Actor pushes emotion beyond credible range — overexaggerated gestures, voice projection, facial expressions. Medium to close-up kills it; long shot might carry it.
On set, you recognize over-acting immediately: The actor squints as if staring into the light, throws their arms up like a bird, and speaks every word with theatrical elongation. The camera—especially in a close-up—doesn't forgive this. It sees every strain, every muscle cramp, every artificial movement. What might still be convincing on stage 30 meters away becomes a parody in front of a 35mm lens.
The problem usually arises from insecurity or incorrect direction. An actor who doesn't know how subtle film acting needs to be compensates with volume and gestures. Your job as a director is then to curb this—not through criticism, but through trust. "Less. That was too much. Try again, but as if no one were watching you." The best rule: What you see in the monitor in a close-up is already too much. Resist it.
Over-acting also occurs due to the wrong distance between the camera and the performer. An actor who played for a long shot will appear too large if you suddenly cut to a close-up. The proportions no longer fit. The solution here: Clarify in pre-production which shot sizes will be filmed and calibrate the actor accordingly. In a wide shot, you can play bigger; the closer the camera, the more subdued the performance. This isn't a rule, but physics of the medium.
Sometimes, over-acting is consciously needed—in comedies, horror, or when the staging is absurdist. Then it's not over-acting, but style. The difference lies in intent.

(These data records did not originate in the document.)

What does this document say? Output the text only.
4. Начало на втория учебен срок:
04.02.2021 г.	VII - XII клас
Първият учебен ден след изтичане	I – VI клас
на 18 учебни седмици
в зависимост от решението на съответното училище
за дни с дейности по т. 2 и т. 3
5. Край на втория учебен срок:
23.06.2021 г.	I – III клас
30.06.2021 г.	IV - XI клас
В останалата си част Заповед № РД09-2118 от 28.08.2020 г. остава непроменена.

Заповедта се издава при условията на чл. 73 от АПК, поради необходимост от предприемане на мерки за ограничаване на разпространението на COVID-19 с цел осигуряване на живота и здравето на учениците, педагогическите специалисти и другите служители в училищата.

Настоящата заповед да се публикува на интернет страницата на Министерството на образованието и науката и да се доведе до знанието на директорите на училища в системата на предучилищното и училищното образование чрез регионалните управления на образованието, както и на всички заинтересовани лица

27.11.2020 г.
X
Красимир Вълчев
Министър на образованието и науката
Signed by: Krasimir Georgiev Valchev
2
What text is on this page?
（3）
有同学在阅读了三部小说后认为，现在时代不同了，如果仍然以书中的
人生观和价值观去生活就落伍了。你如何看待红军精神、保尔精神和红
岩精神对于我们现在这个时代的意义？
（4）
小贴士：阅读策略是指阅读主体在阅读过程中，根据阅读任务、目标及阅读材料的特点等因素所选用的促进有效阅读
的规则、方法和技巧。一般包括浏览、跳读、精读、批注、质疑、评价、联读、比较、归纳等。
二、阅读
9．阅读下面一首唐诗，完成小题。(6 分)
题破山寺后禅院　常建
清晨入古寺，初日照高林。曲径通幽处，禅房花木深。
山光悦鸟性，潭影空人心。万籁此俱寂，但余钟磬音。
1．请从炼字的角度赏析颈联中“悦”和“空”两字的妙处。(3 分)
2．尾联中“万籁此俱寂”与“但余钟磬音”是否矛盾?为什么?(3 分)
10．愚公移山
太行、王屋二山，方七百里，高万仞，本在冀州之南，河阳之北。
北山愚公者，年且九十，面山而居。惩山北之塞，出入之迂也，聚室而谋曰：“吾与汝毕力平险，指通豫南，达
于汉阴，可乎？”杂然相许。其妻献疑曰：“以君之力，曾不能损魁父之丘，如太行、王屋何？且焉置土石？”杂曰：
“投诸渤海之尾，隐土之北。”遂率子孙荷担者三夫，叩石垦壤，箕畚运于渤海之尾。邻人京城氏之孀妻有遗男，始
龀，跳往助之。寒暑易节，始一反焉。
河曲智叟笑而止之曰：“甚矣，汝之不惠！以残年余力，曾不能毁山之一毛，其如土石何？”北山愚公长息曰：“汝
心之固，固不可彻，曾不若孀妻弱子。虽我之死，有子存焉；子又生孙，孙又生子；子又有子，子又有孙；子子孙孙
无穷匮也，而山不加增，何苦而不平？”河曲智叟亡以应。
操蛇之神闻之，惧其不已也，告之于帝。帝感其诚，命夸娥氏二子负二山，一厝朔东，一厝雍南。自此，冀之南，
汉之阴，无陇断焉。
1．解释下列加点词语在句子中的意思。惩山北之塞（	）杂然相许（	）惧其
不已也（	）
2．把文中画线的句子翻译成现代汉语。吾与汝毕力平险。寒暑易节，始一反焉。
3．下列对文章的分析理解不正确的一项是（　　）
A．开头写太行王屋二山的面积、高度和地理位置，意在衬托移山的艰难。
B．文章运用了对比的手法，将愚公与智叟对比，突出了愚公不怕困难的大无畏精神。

If you want it, you call it "stylized"; if it happens because the actor doesn't know what they're doing, it's a mistake. In the edit, you'll then notice if the scene works or if you need to shoot re-takes.
Tip: Let actors play multiple takes—one internal, one normal, one over-acted. In the edit, you'll then have a choice. Sometimes the version that seemed too quiet on set works perfectly in the edited context.